O relatório final da Polícia Federal divulgado às vésperas do Natal (sexta, 22/12) ignora o principal: o móvel do crime.
Nossos competentes ‘federais’ levaram 96 dias para concluir o caso, mas não conseguiram descobrir a origem do equivalente a 1,7 milhão de reais apreendidos num hotel em São Paulo. Em compensação conseguiram tipificar alguns ilícitos e indiciar sete pessoas, cinco do partido do governo (um deles senador da República, Aloízio Mercadante).
Mas o que é que Valdebran Padilha e Gedimar Passos fariam com o dinheiro que receberam do assessor de Mercadante, Hamilton Lacerda? A Polícia Federal sabe, os jornais sabem, os formadores de opinião de todas as tendências – grisalhos ou não – sabem: o dinheiro seria entregue à máfia dos Vedoin que, em troca, entregaria um dossiê com informações sobre políticos da oposição, sobretudo o então candidato do PSDB ao governo paulista, José Serra.
O que fariam os criminosos com este dossiê?
A PF não esclareceu, não achou importante, sequer tocou no assunto. Muito menos os três jornalões nacionais que deram no dia seguinte (sábado, 23/12) amplo destaque ao relatório.
Comprar informações não é crime, todos os leitores de jornais e revistas compram informações. Mas comprar informações para serem publicadas num veículo de circulação nacional e difamar os candidatos da oposição é um crime que, se não pode ser enquadrado no Código Penal, precisa ser ao menos mencionado e minuciado.
O eleitor brasileiro tem o direito de saber qual a finalidade da compra do Dossiê Vedoin para entender a dimensão de um crime que envolve diretamente um dos expoentes do partido do governo. O que pretendia a dupla de compradores com o precioso dossiê? Fazer um picadinho daquela papelada? Guardá-la para uma futura emergência?

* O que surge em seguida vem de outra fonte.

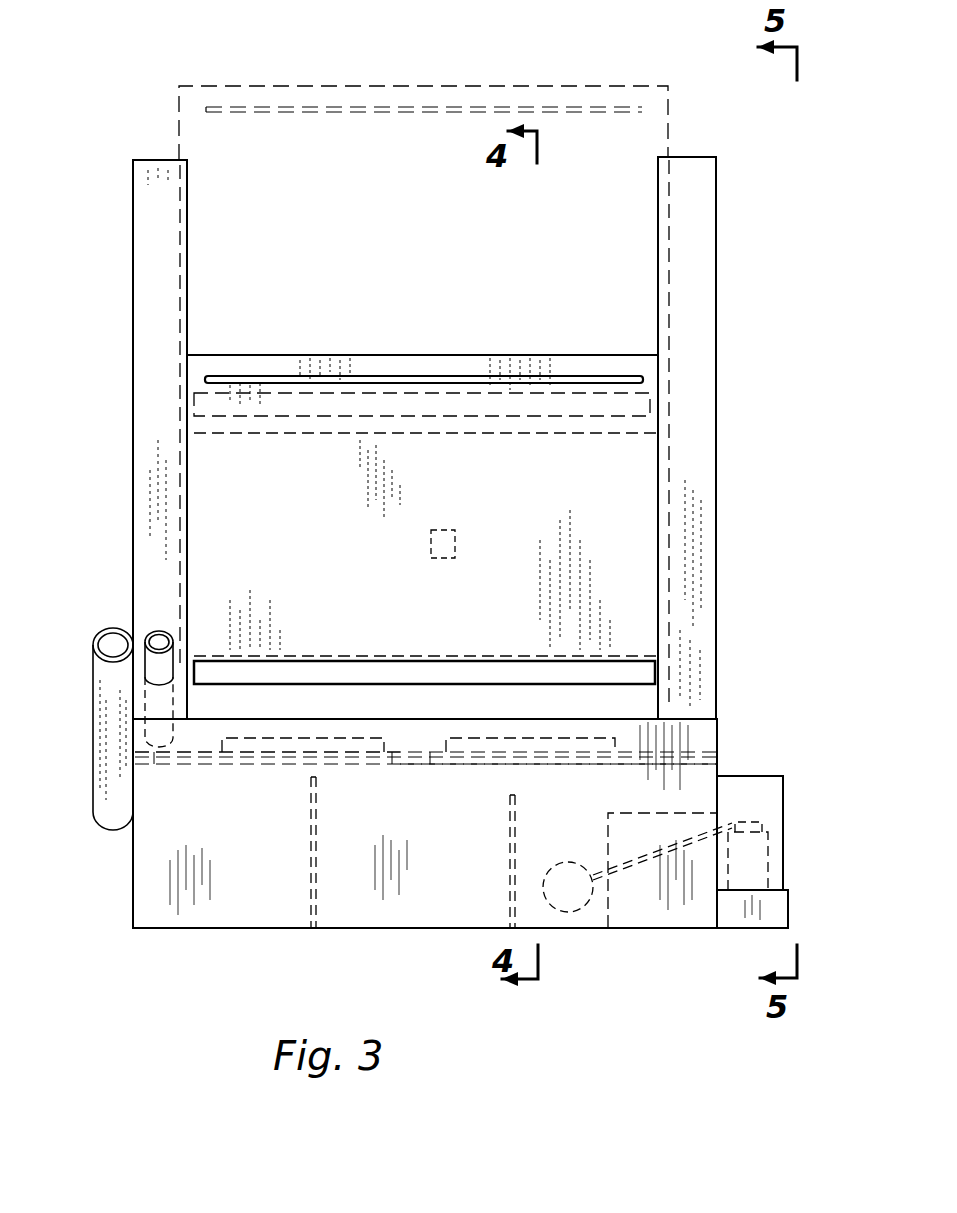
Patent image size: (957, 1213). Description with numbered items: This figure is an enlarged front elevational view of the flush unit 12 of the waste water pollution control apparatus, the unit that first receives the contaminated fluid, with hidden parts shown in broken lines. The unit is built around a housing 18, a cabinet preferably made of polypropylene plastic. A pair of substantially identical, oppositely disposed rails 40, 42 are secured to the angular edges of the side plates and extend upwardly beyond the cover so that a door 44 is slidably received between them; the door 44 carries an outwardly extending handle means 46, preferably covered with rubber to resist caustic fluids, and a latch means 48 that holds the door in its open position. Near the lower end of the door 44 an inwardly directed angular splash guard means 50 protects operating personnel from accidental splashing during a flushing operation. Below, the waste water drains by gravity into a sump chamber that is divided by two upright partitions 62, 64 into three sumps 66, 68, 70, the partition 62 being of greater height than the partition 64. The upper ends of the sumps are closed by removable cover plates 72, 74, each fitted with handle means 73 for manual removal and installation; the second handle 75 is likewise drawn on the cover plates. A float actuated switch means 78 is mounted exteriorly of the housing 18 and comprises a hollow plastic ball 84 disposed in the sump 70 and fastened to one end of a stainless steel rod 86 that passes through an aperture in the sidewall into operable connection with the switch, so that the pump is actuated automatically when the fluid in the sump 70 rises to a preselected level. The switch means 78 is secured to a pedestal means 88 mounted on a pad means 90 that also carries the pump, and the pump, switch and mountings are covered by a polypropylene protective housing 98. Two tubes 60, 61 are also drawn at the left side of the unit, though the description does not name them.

The flush unit 12 is at (158, 948).
The housing 18 is at (693, 670).
The rail 40 is at (152, 500).
The rail 42 is at (705, 590).
The door 44 is at (628, 472).
The handle means 46 is at (590, 374).
The latch means 48 is at (453, 534).
The splash guard means 50 is at (578, 678).
The small tube 60 is at (160, 632).
The large tube 61 is at (113, 628).
The partition 62 is at (318, 830).
The partition 64 is at (508, 862).
The sump 66 is at (230, 918).
The sump 68 is at (385, 905).
The sump 70 is at (597, 912).
The cover plate 72 is at (242, 766).
The handle means 73 is at (308, 738).
The cover plate 74 is at (510, 766).
The bracket 75 is at (455, 738).
The float actuated switch means 78 is at (747, 820).
The hollow plastic ball 84 is at (558, 863).
The stainless steel rod 86 is at (628, 864).
The pedestal means 88 is at (770, 874).
The pad means 90 is at (773, 910).
The protective housing 98 is at (783, 796).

Ou publicá-la na revista IstoÉ antes das eleições?
Faz-de-contas natalino
Este é o crime maior, crime que chegou a ser consumado (tanto que serviu para a propaganda do candidato Orestes Quércia). Mas esse crime final foi completamente omitido no relatório final da PF.
Omitido pela PF ou pelos jornais que divulgaram a conclusão do inquérito?
O móvel de um crime é tão abominável como o crime em si, tão importante quando a nomeação dos criminosos. Não se pode publicar a notícia de assalto a um banco ignorando as intenções dos assaltantes, especialmente porque estas abjetas intenções chegaram a ser materializadas.
O crime eleitoral, o atentado ao sistema financeiro e a lavagem de dinheiro que aparecem no relatório da PF são acusações insignificantes. O senador Mercadante, devidamente indignado, está protestando inocência, mas ele sabe que crimes eleitorais (e até mesmo crimes hediondos) caem com a maior freqüência na vala comum da impunidade.
Sem indicar a origem do dinheiro para a compra do dossiê e sem indicar o que se fez com este dossiê, o relatório da PF é um faz-de-contas natalino, não muito diferente da neve, dos veadinhos e do trenó do Papai Noel que enfeitam o nosso imaginário tropical.
Campos diferentes
A imprensa é tão culpada como a PF pela superficialidade, insuficiência e parcialidade do relatório no que tange o móvel do crime. Se a omissão foi da PF, caberia à imprensa denunciá-la imediatamente. Ou lembrar ao leitor esquecido os detalhes e objetivos do Dossiê Vedoin.
Nem a Folha de S.Paulo nem o Estado de S.Paulo mencionaram o nome da IstoÉ no resumo do relatório da PF ou nas matérias complementares produzidas pelas respectivas redações. Apenas O Globo o fez, e de passagem, o que não o absolve desta cumplicidade com a PF [sábado, 23/12, págs. A-4 e A-5 da Folha e do Estadão; pág. 9 do Globo)].
Aquilo que a ‘imprensa grisalha’ (ou engajada) tentou denunciar como ‘complô da mídia contra o governo’ acabou transformando-se num ‘complô do governo com a mídia para esconder a banda podre da mídia’.
Isso é muito mais grave: porque teve total assistência da Polícia Federal (leia-se ministro da Justiça) e porque joga no mesmo saco dois poderes que, para a tranqüilidade da sociedade brasileira, deveriam estar em campos diferentes.